FIG. 4 shows a modification. Gear case 4
The interlocking ring 51 may be biased by a tension spring 71 having one end rotatably fixed thereto and a swing arm 72.

[0017]

As described above, according to the present invention, since the reversing position of the reversing spring is set before the second internal gear reaches the neutral point of the movement stroke, the reversing position of the second internal gear at the neutral point is set. The movement is smooth, the switching is smooth, and the operability can be improved.

[Brief description of the drawings]

FIG. 1 is an explanatory view showing a state of movement of a second internal gear and a reversing spring according to one embodiment of the present invention.

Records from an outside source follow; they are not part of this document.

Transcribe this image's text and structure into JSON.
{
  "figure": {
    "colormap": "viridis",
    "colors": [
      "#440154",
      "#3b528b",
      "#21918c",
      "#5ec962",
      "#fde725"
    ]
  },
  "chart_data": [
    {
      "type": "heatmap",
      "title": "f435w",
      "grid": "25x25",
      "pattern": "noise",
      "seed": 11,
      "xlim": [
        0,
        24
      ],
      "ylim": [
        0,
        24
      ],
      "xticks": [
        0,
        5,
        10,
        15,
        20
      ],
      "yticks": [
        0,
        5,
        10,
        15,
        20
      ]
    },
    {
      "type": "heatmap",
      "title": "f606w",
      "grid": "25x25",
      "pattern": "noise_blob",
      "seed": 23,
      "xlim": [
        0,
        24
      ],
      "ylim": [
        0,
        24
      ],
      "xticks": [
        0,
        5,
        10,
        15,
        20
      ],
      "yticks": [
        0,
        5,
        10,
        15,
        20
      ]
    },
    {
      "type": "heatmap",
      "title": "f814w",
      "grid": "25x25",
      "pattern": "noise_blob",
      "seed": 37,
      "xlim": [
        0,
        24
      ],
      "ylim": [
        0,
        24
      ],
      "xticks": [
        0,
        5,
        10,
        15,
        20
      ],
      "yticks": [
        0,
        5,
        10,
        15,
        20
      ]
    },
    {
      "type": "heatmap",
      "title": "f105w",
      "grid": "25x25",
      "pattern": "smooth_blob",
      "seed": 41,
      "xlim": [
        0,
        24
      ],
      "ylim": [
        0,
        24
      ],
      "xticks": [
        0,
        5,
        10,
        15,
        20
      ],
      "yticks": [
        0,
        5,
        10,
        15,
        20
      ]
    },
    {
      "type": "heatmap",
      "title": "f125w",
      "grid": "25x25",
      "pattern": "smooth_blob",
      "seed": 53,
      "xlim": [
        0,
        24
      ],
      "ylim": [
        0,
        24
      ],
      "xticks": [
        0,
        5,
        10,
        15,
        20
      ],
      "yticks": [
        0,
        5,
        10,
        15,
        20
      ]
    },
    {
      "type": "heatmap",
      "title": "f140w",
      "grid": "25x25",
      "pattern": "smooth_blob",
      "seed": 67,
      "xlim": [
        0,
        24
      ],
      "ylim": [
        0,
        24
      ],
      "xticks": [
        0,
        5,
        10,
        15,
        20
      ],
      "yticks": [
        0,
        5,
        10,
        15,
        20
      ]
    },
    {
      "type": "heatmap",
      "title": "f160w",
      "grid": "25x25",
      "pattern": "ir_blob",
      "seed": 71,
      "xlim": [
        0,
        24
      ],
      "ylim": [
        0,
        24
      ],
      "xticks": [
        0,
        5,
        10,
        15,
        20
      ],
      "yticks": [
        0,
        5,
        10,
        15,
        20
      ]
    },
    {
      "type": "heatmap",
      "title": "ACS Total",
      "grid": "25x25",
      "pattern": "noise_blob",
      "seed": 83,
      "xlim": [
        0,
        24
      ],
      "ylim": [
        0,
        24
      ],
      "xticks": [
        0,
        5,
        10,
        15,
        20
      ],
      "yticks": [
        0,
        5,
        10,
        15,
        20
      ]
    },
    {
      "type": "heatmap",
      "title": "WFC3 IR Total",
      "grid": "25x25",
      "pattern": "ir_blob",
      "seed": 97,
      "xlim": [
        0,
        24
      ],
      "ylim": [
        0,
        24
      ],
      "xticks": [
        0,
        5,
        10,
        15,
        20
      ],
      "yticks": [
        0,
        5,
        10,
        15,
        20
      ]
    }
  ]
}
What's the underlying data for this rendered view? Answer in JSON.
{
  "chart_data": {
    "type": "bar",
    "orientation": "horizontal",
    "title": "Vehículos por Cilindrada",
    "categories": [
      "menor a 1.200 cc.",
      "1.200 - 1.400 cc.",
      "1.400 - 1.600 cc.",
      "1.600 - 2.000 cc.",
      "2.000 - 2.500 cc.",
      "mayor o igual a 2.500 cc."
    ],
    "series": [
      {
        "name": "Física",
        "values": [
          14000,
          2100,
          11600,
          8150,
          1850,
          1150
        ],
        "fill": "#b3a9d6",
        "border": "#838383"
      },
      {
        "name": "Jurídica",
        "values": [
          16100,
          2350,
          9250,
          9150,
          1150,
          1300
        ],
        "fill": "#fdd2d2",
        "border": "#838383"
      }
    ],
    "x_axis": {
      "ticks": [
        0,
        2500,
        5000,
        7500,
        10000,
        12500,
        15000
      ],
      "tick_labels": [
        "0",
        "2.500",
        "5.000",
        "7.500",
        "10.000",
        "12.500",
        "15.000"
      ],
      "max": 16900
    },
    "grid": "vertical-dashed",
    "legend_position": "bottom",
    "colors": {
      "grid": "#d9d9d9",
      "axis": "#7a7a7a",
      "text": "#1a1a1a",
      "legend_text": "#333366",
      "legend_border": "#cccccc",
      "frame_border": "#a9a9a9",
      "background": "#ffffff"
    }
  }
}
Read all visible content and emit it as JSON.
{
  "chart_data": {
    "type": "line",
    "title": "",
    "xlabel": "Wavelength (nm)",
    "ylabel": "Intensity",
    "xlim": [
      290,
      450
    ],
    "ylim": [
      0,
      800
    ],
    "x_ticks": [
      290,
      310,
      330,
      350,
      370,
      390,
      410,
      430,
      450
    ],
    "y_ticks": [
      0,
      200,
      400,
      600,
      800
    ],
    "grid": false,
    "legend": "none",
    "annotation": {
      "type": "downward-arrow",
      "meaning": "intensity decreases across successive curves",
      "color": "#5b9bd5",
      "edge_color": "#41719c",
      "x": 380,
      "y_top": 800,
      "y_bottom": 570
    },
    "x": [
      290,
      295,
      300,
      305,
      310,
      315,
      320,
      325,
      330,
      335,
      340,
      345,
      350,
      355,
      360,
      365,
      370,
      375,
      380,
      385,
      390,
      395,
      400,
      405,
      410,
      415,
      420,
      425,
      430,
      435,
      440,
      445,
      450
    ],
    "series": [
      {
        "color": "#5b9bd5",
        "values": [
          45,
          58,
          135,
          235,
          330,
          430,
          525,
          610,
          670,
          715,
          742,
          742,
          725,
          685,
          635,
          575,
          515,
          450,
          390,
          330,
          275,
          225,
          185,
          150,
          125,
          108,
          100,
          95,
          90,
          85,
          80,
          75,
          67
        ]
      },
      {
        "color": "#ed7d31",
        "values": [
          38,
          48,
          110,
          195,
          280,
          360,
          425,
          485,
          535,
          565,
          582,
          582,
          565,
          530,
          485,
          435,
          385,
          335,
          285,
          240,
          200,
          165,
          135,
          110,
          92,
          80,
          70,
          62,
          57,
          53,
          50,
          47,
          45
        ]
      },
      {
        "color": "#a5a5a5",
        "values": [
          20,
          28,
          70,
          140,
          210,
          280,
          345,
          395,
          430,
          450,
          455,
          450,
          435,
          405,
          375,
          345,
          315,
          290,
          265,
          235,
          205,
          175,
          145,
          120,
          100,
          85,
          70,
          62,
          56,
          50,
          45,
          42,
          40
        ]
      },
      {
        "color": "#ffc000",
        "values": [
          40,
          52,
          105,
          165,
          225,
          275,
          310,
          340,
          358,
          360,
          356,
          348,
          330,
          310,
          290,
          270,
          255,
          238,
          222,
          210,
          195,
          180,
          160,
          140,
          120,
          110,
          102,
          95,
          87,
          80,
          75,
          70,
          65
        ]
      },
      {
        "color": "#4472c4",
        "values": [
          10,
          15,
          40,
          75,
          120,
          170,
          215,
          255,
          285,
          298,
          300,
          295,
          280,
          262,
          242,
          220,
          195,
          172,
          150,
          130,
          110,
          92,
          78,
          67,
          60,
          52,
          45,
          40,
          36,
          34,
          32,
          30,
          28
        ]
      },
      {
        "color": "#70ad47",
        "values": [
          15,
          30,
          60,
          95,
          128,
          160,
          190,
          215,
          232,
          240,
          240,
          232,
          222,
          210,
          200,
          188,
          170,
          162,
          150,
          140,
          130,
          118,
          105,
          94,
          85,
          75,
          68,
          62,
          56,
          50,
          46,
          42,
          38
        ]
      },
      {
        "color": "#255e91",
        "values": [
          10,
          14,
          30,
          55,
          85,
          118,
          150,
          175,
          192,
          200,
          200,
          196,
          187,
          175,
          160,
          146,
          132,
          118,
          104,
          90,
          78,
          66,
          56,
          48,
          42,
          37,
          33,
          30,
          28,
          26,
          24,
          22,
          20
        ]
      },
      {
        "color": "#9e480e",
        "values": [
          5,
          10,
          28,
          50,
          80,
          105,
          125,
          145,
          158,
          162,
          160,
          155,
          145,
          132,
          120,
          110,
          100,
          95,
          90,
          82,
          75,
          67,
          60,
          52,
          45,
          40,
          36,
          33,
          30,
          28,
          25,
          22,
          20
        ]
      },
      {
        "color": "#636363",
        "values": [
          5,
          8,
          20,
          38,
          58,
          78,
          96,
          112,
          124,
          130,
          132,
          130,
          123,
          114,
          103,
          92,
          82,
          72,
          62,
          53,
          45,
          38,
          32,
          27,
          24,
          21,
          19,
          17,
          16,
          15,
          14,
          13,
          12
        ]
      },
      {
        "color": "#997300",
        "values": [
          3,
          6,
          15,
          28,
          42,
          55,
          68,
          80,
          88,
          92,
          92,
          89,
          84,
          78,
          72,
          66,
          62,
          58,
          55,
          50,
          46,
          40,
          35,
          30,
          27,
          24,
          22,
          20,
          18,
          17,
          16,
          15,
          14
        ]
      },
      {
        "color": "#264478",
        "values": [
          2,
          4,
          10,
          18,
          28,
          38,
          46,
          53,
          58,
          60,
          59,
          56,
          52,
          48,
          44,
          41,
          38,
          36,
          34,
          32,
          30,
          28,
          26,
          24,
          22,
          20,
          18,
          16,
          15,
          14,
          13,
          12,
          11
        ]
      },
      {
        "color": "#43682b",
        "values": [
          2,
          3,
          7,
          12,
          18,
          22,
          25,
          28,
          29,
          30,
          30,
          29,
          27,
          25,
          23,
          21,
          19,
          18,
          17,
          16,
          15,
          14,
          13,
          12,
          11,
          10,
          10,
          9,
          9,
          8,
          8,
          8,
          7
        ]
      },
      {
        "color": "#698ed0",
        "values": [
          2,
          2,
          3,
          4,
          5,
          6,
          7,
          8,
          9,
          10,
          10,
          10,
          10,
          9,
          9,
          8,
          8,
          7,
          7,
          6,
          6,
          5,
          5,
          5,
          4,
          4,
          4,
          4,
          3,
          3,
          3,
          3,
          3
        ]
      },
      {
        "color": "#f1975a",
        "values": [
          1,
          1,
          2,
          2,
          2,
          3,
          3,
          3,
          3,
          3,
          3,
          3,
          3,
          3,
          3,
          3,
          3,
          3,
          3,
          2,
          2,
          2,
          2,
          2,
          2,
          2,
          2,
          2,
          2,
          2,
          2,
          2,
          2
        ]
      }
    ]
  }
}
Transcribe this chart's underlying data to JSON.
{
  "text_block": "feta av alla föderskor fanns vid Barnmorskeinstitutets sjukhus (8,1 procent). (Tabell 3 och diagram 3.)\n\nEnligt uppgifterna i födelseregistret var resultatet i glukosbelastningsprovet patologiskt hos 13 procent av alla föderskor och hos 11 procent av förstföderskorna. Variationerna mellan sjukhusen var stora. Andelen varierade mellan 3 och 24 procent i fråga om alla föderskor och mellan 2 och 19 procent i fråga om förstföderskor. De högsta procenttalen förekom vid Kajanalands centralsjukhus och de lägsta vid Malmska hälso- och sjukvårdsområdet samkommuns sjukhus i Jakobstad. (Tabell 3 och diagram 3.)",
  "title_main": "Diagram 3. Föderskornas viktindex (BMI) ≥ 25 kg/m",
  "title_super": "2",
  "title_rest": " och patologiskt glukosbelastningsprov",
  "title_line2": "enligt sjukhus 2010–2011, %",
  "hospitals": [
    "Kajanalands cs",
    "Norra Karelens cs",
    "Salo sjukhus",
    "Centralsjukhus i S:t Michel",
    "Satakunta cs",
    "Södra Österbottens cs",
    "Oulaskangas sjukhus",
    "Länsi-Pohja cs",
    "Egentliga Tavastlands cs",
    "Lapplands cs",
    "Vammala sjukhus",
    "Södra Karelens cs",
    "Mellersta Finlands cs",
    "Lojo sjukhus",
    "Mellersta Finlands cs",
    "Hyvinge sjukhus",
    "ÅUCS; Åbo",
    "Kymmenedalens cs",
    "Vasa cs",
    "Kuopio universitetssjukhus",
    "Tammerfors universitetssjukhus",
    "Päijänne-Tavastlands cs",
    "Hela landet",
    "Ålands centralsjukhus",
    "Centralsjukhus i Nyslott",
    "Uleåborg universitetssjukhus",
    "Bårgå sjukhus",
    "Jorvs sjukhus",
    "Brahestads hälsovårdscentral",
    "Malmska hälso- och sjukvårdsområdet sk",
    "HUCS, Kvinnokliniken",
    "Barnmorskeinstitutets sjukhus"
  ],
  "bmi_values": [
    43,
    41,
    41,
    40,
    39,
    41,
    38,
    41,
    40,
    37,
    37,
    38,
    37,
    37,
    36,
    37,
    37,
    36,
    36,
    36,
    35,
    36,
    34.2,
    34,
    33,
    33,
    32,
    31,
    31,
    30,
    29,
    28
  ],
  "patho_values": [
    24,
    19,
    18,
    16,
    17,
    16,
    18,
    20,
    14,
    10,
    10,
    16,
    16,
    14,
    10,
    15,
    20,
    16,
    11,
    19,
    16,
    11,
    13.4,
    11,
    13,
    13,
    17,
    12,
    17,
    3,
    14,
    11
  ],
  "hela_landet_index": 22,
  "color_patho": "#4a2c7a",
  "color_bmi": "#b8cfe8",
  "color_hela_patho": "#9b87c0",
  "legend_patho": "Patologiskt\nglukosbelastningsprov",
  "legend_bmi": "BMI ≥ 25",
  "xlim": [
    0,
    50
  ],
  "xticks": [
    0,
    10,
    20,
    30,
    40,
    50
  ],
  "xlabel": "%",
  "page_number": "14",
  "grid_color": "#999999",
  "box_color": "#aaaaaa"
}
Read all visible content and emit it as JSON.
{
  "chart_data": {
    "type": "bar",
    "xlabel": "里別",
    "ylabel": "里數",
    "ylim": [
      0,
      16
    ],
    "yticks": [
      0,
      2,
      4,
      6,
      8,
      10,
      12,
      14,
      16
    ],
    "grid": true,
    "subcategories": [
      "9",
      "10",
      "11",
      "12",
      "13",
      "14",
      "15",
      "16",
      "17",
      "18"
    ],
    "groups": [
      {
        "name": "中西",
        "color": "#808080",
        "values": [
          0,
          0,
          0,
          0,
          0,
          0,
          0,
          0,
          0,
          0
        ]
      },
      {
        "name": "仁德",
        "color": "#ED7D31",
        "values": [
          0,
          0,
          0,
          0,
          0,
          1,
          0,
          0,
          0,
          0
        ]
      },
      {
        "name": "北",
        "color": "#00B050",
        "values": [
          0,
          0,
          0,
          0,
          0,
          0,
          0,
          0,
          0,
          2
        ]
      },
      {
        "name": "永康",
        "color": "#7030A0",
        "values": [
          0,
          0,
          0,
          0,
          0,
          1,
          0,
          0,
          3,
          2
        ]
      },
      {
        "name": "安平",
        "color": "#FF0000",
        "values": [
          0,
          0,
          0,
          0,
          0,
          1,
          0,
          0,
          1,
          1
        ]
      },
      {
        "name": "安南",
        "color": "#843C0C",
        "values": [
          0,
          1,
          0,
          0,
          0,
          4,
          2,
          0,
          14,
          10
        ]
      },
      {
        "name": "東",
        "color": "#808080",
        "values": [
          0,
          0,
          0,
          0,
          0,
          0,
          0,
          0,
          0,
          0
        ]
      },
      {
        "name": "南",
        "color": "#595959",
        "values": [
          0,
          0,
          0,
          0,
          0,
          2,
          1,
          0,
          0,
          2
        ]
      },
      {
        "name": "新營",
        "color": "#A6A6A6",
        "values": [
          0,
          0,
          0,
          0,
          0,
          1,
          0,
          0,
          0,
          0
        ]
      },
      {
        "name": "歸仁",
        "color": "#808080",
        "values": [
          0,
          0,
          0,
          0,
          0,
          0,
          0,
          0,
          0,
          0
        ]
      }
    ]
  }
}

FIG. 2 is an external view showing a positional relationship between a second internal gear in FIG. 1 and a reversing spring when the second internal gear reaches a neutral point.

FIG. 3 is a longitudinal sectional view of a gear array portion showing an embodiment according to the present invention and the prior art.

FIG. 4 is a side view of a main part according to a modification of the present invention.

FIG. 5 is a side view of a main part according to the prior art.

FIG. 6 is a cross-sectional view of a first-stage speed reduction unit in FIG. 5;

FIG. 7 is a side view showing movements of a related art interlocking ring and a reversing spring.

[Explanation of symbols]

13 is a first internal gear, 17 is a cam surface, 23 is a second internal gear,
51 is an interlocking ring, 52 is a cam groove, 61 is a reversing spring, 6
6 is a spring.

Claims (1)

[Claims] 1. A multi-stage planetary gear device for changing a reduction ratio by moving at least one internal gear in the axial direction, a cam member for moving the internal gear in the axial direction, and a cam meshing with the cam member. Another internal gear that is provided on the outer peripheral surface and can rotate by a predetermined amount at a predetermined load torque or more in the gear case, an elastic body that allows the predetermined rotation of the internal gear, the cam member, and the moving internal gear, And a reversing spring for reversing the biasing direction, wherein the biasing direction of the reversing spring is reversed while the moving internal gear is in the initial meshing state. An automatic transmission for a rotary power tool.